“The price of fame,” Susannah said sourly, her fair, pretty face twisting into a grimace. “And an even more cogent reason for stopping them in their tracks. By selling the house. None of us ever expected to live here anyway. Olivia knew that, she could have arranged for her own museum if that was what she truly wanted. She didn’t.”

There was another silence. Then Cormac, used to board meetings and finding consensus, used to making choices, said, “Right, I take it you’re three to one? For the sale of this property? Stephen can do as he pleases with Olivia’s personal papers-manuscripts, letters, contracts, and so on. That ought to satisfy inquisitive scholars. Sad to say, I doubt there’s much of a literary estate. She was young. And poets aren’t… prolific.”

No, Rachel thought, watching him. You’ve already gone through her papers, haven’t you? You were here first. Did you take any of them, I wonder? Were you afraid for your reputation in the City? Or were you merely curious about your stepsister’s secrets?
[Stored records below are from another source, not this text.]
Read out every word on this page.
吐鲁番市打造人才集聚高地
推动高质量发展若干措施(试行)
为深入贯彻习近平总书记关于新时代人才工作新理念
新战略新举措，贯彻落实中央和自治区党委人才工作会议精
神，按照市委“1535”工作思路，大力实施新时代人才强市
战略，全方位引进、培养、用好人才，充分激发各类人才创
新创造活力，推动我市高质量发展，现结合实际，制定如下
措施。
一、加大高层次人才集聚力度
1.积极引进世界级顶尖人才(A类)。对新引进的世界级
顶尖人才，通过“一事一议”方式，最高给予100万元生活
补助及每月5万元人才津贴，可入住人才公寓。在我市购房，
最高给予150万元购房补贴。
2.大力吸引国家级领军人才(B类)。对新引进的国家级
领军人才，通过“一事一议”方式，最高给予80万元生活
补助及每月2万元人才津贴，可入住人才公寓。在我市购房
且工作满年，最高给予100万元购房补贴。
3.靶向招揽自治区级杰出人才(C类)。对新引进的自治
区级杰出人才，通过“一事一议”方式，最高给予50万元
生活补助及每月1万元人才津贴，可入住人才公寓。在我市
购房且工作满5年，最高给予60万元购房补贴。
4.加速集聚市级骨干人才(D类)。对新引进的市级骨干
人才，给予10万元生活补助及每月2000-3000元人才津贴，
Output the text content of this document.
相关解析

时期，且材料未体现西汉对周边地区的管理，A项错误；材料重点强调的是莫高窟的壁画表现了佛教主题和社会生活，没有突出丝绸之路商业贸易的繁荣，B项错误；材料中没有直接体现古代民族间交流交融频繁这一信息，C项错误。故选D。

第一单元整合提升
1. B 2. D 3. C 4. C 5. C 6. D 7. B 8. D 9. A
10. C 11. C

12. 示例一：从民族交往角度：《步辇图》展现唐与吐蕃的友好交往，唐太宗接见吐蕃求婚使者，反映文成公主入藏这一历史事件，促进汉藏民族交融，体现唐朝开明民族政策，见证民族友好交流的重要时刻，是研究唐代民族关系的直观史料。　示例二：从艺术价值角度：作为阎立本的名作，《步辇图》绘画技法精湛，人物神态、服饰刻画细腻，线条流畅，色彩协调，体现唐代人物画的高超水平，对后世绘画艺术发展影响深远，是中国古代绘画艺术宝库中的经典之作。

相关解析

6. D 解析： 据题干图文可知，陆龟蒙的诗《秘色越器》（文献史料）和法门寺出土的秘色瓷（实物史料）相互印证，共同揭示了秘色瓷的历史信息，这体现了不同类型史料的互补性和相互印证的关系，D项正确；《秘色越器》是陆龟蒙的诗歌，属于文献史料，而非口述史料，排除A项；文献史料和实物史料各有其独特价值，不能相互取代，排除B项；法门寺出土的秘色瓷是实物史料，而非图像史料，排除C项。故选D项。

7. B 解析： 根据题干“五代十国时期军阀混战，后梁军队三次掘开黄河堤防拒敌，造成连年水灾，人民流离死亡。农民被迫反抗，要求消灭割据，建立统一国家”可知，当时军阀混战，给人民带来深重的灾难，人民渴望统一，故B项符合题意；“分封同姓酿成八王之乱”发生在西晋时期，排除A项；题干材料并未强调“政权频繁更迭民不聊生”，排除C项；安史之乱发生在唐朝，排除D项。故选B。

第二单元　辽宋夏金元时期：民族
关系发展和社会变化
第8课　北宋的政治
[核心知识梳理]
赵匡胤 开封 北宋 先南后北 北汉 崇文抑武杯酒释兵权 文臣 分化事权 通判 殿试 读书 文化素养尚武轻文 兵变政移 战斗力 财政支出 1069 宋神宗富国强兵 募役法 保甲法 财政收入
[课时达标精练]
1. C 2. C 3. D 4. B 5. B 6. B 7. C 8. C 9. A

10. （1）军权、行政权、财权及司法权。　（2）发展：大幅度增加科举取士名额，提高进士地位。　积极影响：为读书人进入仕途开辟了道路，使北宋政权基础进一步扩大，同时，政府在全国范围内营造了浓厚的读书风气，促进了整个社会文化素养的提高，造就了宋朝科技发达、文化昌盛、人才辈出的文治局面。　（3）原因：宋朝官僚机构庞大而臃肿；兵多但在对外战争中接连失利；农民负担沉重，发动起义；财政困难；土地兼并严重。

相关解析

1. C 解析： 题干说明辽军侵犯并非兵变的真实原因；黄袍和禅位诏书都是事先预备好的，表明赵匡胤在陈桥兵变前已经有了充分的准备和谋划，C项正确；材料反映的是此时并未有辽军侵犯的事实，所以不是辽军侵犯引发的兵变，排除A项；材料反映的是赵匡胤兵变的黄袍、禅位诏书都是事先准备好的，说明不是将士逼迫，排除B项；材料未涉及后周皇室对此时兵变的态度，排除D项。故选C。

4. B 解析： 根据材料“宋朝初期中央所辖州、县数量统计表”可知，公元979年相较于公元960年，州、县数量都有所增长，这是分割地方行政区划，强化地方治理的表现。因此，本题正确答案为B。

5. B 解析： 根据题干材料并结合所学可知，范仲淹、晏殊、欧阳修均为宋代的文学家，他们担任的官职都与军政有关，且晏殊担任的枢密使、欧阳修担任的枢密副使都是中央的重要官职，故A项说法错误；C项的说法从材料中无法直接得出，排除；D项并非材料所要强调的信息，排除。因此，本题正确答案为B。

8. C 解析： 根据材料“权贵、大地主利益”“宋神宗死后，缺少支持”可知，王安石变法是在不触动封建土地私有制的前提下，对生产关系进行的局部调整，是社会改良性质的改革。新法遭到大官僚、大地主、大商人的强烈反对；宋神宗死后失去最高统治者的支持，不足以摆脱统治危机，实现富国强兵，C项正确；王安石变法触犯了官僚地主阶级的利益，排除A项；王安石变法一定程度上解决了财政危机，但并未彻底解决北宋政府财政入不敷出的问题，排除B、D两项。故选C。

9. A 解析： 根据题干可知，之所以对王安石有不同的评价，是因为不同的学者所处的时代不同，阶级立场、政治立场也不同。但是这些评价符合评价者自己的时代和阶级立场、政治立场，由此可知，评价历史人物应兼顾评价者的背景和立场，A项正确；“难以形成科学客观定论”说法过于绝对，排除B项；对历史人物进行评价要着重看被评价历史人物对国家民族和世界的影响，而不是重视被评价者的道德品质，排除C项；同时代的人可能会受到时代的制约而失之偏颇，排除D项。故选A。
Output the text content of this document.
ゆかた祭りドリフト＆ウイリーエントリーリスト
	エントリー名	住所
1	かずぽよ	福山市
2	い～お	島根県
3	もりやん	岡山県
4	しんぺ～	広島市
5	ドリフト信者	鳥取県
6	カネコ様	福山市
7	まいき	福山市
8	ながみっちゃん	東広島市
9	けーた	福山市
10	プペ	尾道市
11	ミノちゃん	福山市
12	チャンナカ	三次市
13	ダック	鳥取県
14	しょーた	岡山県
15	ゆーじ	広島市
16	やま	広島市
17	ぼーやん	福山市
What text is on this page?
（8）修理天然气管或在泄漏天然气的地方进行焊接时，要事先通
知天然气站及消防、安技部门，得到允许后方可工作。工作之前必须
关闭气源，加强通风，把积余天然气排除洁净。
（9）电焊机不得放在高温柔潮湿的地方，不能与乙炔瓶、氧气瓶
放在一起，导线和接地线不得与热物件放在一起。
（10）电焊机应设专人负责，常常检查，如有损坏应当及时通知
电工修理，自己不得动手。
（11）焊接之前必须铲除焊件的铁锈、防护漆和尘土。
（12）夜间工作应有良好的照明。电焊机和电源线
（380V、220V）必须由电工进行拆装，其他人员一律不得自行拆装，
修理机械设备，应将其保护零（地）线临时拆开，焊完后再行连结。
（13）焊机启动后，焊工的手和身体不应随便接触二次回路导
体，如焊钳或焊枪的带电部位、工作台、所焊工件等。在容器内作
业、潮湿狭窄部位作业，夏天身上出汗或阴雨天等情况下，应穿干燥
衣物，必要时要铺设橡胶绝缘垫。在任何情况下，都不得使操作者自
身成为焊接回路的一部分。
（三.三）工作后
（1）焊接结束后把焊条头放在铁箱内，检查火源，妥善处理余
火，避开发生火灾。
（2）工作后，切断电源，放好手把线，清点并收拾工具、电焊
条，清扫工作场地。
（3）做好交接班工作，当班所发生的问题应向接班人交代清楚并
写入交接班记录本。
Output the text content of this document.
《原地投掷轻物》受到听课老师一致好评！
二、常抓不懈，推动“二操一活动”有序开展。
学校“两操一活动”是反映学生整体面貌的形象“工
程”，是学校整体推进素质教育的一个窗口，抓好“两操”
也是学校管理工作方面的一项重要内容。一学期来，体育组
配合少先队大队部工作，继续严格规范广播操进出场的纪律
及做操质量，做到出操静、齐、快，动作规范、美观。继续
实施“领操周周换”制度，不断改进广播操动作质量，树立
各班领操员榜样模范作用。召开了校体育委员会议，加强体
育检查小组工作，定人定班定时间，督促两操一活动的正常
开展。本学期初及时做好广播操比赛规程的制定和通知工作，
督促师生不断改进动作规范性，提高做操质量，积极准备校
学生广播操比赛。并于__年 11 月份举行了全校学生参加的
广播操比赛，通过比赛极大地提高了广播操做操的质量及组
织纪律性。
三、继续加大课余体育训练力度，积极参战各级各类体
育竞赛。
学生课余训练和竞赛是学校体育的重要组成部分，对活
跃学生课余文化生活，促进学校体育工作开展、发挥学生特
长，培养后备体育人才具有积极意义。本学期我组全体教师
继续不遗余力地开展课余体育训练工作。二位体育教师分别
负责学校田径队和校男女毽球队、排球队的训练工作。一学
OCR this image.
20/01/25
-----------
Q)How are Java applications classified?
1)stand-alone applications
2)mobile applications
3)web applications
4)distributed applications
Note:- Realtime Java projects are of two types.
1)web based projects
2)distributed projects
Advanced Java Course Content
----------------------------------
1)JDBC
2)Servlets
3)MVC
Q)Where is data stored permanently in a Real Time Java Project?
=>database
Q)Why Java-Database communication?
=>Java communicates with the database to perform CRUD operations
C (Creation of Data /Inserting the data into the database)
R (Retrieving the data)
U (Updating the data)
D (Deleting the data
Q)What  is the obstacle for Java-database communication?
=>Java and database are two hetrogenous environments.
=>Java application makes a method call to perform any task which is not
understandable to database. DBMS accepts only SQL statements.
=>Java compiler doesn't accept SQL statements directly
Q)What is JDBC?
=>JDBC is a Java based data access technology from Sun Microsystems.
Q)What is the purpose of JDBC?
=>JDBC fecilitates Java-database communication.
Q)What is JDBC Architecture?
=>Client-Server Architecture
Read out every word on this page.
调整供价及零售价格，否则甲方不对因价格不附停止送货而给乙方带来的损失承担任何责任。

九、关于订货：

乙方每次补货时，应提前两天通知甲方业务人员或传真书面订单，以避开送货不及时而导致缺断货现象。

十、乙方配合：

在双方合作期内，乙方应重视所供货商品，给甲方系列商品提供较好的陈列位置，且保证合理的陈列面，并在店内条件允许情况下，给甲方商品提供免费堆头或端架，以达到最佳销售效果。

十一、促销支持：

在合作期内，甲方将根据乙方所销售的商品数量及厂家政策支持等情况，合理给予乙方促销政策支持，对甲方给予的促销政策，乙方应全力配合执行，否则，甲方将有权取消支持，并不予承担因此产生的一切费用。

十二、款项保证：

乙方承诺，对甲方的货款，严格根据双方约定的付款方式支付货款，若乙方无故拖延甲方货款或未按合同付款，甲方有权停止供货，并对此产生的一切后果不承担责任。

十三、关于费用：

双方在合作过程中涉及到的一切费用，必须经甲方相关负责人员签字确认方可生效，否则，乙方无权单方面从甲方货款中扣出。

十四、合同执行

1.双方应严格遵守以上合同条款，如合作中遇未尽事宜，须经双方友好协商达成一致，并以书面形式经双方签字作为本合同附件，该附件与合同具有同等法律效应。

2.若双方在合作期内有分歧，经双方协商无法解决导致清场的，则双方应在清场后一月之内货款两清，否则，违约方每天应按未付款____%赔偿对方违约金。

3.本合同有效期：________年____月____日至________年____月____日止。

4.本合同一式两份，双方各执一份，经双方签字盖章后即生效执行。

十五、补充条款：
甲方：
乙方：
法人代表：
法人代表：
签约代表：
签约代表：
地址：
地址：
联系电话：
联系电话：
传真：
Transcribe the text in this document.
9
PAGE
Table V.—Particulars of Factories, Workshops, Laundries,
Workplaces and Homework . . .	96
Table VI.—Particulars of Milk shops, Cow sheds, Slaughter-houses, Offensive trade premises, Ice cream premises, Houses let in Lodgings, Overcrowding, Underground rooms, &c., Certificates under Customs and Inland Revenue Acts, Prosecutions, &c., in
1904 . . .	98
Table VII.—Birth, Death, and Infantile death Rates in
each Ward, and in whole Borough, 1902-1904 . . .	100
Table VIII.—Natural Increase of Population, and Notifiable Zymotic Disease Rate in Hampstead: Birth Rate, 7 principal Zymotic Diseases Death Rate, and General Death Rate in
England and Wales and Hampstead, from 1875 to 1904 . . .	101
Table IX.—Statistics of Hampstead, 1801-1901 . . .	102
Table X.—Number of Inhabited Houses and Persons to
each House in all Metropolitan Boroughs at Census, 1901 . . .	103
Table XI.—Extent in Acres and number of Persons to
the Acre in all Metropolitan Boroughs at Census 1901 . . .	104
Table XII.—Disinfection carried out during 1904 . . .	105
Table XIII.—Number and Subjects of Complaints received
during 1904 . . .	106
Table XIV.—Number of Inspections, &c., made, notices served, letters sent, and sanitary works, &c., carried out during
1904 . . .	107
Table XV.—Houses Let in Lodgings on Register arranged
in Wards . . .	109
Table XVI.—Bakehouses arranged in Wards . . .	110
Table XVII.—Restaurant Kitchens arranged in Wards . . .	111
“Livia seldom wrote to any of us,” she said aloud. “Or to anyone else, as far as I know. Perhaps Stephen might want whatever letters we’ve kept of hers? For the collection?” But not Nicholas’ letters, not those.

“Did she keep a diary?” Daniel asked, and as every face swiveled to stare at him, he added, “Well, surprising numbers of people do! Lonely people, especially. Invalids-” He stopped.

“No,” Stephen said shortly. “I’m sure she didn’t.”

“You didn’t know her any better than the rest of us did,” Susannah retorted. “Not after you were grown. She could have kept twelve diaries, and who would have guessed?”

“I came home more often than the rest of you put together!”

“What? Four times a year? At most five? It was uncomfortable here, you know that. She didn’t want us to come. She’d made herself a recluse, yes, and Nicholas too, he was as set in his way as she was. And they were only in their middle thirties-it’s unnatural!”